Fabrício Lobel – Folha de São Paulo

23/01/2018  02h00

Após a gestão Geraldo Alckmin (PSDB) dar como encerrada a crise hídrica que castigou São Paulo entre 2014 e 2015, a situação das represas que abastem a região metropolitana, em especial as do sistema Cantareira, volta a ser motivo de atenção.

O maior manancial da Grande SP recebeu chuvas 20% abaixo da média nos últimos meses, está com 46,6% de sua capacidade (sem considerar a reserva do chamado volume morto) e já tem a retirada de água controlada por agências estaduais e federais.

O nível atual é classificado por órgãos reguladores como “estado de atenção” e se aproxima do “alerta” –que impõe mais restrições de retirada de água das represas e que é acionado quando há um patamar abaixo de 40%.

O Cantareira já teve suas represas, em 2011, com 96,4% da capacidade nesta época do ano –que é marcada pelas chuvas, quando se faz um “colchão” para a estiagem. No ano passado havia 55,2%.

O cenário atual, no entanto, ainda está distante do auge da crise, quando ficou abaixo de zero –sendo preciso retirar água do volume morto.

Oficialmente, a Sabesp (estatal paulista de abastecimento) diz não haver motivo para preocupação.

Diante do cenário atual, porém, a gestão Alckmin viu esquentar novamente a discussão pela divisão por água do Cantareira entre as regiões de São Paulo e Campinas.

CONSUMO

O Cantareira é um conjunto de represas que ficam ao norte da capital e que abastecem milhões de pessoas na cidade de São Paulo, principalmente nas zonas norte, leste, oeste e centro.

A luz amarela se acendeu após a lenta retomada do padrão de consumo de água e das chuva que, no último ano, têm vindo abaixo da média sobre as represas.

Antes da crise, a Grande SP consumia em média 71 mil litros de água por segundo. Com a piora da crise hídrica, esse patamar baixou para 50 mil litros. Depois da recuperação do nível das represas, do fim da política de descontos para quem economiza água e de restrições de acesso, ele já está em torno de 62 mil litros por segundo.

Mas a principal razão para preocupação está no fraco volume de chuvas no Cantareira nesta temporada úmida (entre outubro e março).

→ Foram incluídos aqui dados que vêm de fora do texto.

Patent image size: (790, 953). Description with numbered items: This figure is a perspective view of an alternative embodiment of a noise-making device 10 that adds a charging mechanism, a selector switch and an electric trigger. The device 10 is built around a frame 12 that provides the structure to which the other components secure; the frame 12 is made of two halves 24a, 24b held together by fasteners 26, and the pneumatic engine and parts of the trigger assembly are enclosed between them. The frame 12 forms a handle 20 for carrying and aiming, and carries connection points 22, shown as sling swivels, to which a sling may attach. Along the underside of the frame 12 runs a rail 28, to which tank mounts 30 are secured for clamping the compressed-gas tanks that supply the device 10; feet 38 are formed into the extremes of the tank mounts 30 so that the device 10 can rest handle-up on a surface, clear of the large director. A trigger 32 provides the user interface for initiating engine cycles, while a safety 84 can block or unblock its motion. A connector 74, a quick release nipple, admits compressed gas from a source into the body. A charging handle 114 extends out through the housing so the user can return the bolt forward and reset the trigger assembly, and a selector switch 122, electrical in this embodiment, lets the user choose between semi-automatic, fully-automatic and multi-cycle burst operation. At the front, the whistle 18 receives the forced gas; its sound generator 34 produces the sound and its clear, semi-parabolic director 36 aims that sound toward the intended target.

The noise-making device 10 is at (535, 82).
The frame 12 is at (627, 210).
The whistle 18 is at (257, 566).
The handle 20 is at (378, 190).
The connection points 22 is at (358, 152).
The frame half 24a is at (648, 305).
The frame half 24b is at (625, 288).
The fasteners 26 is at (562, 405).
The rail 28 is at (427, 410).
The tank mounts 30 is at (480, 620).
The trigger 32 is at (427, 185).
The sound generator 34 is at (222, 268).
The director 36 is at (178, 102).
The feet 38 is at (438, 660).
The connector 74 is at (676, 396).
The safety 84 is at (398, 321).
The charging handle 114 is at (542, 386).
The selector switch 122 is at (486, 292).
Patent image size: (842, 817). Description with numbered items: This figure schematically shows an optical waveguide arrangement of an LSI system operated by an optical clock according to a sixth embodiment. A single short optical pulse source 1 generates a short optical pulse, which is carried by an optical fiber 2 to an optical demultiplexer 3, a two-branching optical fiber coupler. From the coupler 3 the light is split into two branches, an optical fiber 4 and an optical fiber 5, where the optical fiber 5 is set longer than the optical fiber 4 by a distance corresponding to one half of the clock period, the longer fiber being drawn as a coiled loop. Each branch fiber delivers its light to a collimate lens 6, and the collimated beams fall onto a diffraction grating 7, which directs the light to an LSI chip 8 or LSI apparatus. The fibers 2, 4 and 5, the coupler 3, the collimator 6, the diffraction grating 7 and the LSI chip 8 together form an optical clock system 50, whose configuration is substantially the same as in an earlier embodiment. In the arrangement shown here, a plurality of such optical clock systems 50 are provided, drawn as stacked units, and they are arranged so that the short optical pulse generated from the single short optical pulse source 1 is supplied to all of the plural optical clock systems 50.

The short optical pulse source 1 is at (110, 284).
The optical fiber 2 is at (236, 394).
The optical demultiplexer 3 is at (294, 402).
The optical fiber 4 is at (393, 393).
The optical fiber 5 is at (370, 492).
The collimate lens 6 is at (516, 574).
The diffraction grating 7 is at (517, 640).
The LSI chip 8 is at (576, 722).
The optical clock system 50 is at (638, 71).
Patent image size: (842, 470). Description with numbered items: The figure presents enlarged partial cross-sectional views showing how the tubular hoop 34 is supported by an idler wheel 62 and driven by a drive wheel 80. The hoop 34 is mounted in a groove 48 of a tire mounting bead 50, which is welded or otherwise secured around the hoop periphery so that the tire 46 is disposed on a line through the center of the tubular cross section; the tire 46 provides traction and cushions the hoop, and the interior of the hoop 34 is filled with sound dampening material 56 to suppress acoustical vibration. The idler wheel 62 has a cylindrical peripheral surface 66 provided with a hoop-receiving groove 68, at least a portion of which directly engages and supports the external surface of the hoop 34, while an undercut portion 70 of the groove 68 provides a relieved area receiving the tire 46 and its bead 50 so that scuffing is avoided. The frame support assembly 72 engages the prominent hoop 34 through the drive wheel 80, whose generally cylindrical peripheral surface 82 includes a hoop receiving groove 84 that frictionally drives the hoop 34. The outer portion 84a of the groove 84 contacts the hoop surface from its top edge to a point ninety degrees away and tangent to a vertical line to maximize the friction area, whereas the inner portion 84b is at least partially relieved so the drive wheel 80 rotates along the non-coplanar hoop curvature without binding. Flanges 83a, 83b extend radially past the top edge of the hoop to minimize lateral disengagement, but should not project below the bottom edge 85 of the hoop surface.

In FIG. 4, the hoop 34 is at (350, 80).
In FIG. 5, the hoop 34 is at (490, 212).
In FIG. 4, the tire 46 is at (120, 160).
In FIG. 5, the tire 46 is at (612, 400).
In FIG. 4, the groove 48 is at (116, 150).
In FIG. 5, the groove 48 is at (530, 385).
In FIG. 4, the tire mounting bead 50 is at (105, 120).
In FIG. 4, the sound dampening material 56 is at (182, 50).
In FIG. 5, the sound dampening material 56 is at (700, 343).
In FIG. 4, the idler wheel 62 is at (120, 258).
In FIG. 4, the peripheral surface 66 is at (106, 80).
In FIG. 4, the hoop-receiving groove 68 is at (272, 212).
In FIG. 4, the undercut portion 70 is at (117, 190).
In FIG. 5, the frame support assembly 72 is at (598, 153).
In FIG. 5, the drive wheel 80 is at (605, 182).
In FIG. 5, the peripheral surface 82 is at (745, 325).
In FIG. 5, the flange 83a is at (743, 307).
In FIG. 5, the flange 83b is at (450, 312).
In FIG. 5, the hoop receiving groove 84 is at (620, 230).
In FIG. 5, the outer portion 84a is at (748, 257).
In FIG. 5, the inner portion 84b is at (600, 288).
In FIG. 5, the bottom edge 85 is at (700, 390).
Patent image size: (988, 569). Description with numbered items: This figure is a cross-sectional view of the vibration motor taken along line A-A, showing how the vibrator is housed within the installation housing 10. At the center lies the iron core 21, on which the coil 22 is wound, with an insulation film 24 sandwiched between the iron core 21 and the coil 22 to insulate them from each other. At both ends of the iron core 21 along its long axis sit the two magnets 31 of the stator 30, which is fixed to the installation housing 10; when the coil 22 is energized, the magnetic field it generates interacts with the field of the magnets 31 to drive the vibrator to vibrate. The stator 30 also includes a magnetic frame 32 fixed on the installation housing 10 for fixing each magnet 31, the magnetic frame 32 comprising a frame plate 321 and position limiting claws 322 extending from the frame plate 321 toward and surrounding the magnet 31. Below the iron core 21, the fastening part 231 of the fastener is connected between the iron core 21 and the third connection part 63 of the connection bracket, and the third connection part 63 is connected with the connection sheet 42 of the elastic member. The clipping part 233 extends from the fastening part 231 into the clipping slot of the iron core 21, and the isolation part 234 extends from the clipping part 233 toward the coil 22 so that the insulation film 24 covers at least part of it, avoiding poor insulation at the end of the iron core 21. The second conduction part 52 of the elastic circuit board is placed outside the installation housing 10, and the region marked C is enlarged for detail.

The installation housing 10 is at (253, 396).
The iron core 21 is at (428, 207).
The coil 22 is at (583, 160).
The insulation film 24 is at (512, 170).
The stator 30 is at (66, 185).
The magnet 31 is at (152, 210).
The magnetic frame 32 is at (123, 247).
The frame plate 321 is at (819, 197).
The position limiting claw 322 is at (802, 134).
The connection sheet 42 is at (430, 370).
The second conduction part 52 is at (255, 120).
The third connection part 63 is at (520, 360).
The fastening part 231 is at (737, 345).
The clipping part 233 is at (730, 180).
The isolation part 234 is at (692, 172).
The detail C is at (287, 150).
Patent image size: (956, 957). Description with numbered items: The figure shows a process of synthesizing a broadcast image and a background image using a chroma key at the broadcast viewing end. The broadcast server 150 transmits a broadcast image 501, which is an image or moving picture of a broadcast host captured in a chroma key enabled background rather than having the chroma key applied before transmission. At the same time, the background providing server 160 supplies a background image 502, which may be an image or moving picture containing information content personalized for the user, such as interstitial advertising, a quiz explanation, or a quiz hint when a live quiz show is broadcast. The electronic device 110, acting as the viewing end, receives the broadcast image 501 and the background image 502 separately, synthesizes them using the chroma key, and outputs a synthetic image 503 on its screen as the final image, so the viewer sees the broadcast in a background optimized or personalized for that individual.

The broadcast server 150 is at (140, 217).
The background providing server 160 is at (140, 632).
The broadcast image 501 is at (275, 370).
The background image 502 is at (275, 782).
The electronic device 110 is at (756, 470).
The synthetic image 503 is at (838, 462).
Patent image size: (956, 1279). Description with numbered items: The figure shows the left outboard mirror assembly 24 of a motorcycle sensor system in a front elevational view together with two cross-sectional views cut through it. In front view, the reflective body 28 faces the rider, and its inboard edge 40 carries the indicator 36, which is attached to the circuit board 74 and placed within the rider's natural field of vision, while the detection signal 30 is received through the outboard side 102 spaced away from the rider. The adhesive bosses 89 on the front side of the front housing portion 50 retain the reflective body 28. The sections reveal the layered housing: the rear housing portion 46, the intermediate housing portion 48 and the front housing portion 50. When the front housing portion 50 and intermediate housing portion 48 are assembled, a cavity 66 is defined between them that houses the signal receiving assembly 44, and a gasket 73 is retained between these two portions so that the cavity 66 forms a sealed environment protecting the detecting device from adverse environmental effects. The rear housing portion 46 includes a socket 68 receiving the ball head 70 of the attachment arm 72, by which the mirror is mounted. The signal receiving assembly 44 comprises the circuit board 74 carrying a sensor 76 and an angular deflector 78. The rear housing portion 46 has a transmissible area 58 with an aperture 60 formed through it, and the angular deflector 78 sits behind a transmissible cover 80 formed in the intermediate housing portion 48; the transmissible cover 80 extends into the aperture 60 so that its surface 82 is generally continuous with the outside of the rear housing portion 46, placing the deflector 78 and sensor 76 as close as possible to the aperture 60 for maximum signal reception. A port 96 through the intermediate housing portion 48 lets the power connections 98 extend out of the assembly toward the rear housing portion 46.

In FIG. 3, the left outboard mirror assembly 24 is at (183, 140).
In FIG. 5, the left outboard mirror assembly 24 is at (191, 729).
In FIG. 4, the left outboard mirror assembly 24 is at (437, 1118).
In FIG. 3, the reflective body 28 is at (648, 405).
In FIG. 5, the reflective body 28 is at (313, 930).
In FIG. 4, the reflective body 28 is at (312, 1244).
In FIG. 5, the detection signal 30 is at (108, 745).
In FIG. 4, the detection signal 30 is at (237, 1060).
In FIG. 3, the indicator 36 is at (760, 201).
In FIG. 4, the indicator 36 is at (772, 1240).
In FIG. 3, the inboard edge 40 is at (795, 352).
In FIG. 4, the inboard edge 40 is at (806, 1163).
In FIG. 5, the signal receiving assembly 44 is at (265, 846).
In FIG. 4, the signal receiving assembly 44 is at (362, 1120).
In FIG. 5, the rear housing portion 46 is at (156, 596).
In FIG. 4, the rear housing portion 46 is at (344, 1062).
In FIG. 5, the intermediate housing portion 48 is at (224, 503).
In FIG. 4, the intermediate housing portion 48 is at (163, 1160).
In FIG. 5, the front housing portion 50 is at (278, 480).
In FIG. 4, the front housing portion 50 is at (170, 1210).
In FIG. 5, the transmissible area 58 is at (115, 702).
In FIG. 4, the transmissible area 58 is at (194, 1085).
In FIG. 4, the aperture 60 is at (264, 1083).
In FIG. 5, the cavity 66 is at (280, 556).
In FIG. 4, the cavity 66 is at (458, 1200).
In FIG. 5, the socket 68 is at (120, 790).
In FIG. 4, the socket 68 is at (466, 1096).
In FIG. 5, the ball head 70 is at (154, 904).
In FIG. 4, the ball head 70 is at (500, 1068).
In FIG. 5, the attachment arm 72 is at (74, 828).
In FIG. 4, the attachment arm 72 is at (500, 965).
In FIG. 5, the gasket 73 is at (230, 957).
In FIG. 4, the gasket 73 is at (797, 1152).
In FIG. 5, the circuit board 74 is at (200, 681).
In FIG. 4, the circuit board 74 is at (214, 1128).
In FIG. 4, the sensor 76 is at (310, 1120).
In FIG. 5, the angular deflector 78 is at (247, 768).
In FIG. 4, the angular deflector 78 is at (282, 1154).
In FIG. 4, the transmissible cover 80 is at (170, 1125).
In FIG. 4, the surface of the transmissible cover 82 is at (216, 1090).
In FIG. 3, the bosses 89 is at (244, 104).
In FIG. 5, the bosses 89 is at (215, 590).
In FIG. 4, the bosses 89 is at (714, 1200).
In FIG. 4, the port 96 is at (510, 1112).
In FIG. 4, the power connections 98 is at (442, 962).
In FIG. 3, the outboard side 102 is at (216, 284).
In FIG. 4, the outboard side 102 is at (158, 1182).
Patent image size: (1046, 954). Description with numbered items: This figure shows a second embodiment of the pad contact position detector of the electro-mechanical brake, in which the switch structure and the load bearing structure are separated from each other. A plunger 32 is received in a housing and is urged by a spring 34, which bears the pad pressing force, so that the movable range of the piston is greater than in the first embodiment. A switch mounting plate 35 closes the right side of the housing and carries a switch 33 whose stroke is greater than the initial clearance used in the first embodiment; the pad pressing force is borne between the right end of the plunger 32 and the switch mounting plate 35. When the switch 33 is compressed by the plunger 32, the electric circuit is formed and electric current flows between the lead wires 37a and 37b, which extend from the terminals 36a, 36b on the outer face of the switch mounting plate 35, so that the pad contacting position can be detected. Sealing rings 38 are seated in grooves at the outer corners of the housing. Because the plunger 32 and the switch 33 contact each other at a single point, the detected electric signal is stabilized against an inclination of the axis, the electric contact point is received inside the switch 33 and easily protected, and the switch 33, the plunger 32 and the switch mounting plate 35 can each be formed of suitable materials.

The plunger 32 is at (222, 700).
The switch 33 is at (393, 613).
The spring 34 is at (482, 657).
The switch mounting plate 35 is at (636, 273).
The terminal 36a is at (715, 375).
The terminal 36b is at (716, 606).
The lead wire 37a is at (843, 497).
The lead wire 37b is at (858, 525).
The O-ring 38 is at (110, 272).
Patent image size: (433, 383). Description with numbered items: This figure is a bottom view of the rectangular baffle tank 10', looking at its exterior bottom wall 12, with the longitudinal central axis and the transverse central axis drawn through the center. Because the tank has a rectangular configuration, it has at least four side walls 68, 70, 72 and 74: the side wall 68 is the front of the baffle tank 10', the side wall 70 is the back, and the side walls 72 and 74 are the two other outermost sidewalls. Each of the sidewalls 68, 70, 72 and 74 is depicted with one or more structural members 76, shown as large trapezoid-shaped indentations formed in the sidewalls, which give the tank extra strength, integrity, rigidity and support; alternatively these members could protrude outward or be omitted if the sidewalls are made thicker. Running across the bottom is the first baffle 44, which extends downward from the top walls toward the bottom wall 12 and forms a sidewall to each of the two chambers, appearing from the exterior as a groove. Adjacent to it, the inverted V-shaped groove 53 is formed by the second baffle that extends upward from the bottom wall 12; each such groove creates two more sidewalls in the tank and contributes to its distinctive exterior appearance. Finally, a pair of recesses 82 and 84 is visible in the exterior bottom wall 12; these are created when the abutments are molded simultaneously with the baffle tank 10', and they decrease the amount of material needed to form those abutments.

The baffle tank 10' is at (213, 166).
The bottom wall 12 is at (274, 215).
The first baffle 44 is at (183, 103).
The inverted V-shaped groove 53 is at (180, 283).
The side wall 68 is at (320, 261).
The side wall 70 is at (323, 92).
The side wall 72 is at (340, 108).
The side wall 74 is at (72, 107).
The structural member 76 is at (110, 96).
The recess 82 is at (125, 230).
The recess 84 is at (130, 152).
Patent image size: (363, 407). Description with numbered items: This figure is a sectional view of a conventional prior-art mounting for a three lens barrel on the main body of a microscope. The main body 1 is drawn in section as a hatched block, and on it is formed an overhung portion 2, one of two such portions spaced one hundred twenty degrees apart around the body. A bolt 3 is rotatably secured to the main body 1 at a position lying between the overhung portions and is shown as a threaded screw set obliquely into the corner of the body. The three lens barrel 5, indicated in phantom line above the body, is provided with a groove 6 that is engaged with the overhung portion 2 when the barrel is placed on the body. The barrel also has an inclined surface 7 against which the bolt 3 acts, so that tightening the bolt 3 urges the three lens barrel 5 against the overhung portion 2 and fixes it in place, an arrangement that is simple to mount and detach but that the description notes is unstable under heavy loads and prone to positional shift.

Desde outubro, as chuvas têm sido 20% pior do que a média dos últimos anos. Antes de outubro, os meses de tempo seco de 2017 tiveram desempenho semelhante, ficando abaixo da média.

O início da crise hídrica de 2014 se deu às vésperas de uma eleição. Naquela ocasião, Alckmin tentava se reeleger ao governo de São Paulo e foi criticado por especialistas pela demora em informar a população sobre a gravidade da escassez dos reservatórios.

Neste ano, Alckmin tenta se candidatar à Presidência da República pelo PSDB.

DISPUTA

O nível do Cantareira suscitou no início deste mês uma discussão entre integrantes do PCJ (comitê para recursos hídricos que representa prefeituras e entidades civis da região de Campinas) e a Sabesp.

A água do Cantareira é dividida para abastecer a Grande SP e a Grande Campinas.

O PCJ divulgou uma nota em que alertava a população sobre a possibilidade de uma nova crise hídrica no Estado.

O comitê citava preocupação diante do fenômeno climático La Niña, que pode deixar a região Sudeste mais seca, e alertava sobre a necessidade de investimentos em segurança hídrica em SP.

Após a declaração, ao ser questionada, a Sabesp disse que a área do PCJ poderia ter economizado mais água ao longo do ano passado.

Segundo a empresa, a quantidade de água solicitada pelo PCJ no período seco soma 92 bilhões de litros de água do Cantareira a mais do que a quantidade mínima autorizada. Ou seja, a Sabesp diz que parte do montante (que representa cerca de 10% do sistema) poderia ter sido usado com mais “parcimônia”.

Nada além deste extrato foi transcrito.